Я сидел у себя на нарах, привалившись разбитой стороной головы к стенке — чтоб не видна была засохшая над ухом кровь. Через очки смотрел на происходящее, изображая лицом интеллигентский испуг и непонимание. Это сработало: при пересчете я остался последним и меня не стронули с места — а иначе опознали бы и во мне участника драки. Первым из всех разоблачили Сашку Переплетчикова: у него на скуле вздулся огромный синяк — отпечаток литовского каблука. На Сашку, на Чилиту и на всех, у кого были синяки, порезы или царапины, конвой надел наручники и увел с собой: остаток пути они проделали в отдельном вагоне, походном карцере на колесах.

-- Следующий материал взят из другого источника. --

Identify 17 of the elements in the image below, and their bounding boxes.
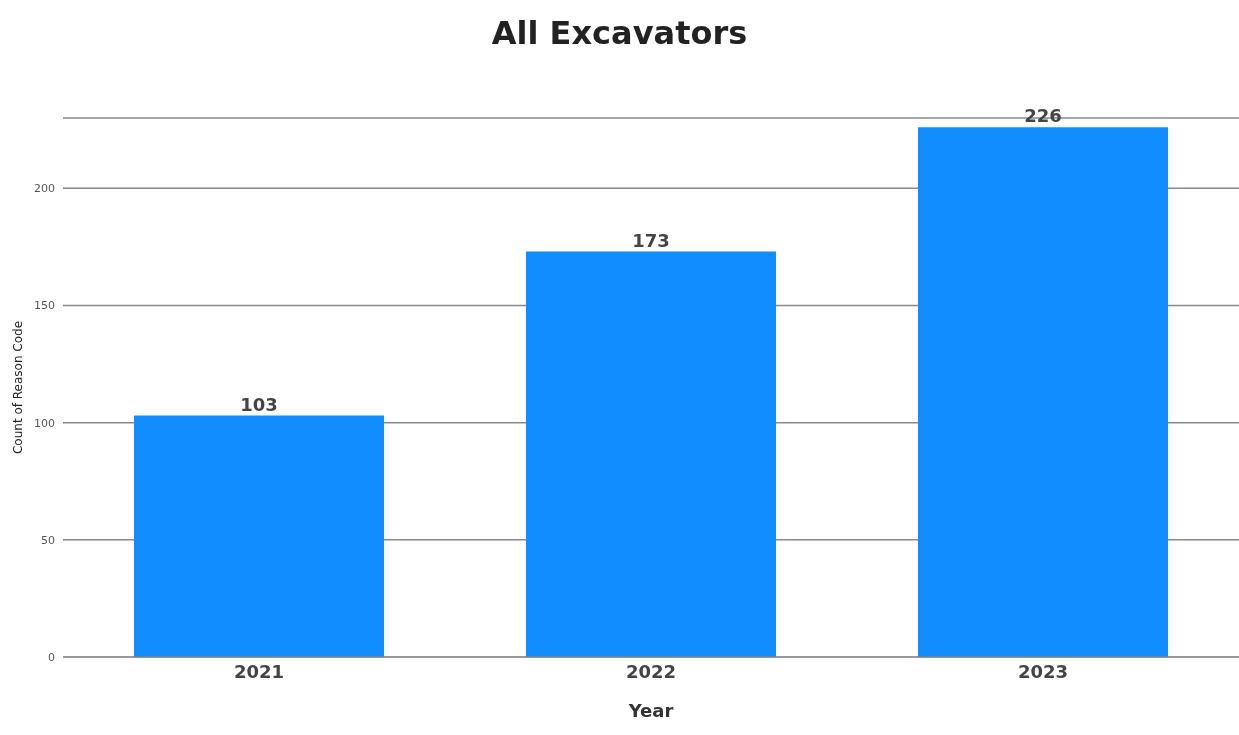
x-axis-title: Year <box>627 700 674 721</box>
y-tick-label: 0 <box>48 650 55 664</box>
y-axis-title: Count of Reason Code <box>11 320 26 455</box>
y-tick-label: 50 <box>41 533 55 547</box>
x-tick-label: 2021 <box>233 660 285 682</box>
bar <box>526 251 776 657</box>
data-label: 103 <box>240 393 278 415</box>
y-tick-label: 100 <box>34 416 55 430</box>
bar <box>918 127 1168 657</box>
x-tick-label: 2023 <box>1017 660 1069 682</box>
y-tick-label: 150 <box>34 299 55 313</box>
data-label: 226 <box>1024 105 1062 127</box>
data-label: 173 <box>632 229 670 251</box>
y-tick-label: 200 <box>34 182 55 196</box>
chart-title: All Excavators <box>490 13 749 54</box>
x-tick-label: 2022 <box>625 660 677 682</box>
bar <box>134 415 384 657</box>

Забавно, что в этой истории все старые лагерники, ехавшие с нами, приняли нашу сторону. Хотя виновата во всем была Сашкина блатная фанаберия. Нет на свете справедливости!.. А я и сейчас не уверен, мог ли я в той ситуации вести себя по-другому…

На следующий день мы прибыли на Инту. Несколько вагонов отцепили, остальные поехали дальше — на Воркуту. Тот, в котором был поменявшийся со мной Ромка Полторацкий, остался на Инте. А уехал бы Ромка в другой лагерь — не тем, кем был до этапа, а Фридом — не знаю, как бы мы выпутывались.

Этот этап оказался последним в моей жизни — хотя прожить на Крайнем Севере мне предстояло еще целых семь лет.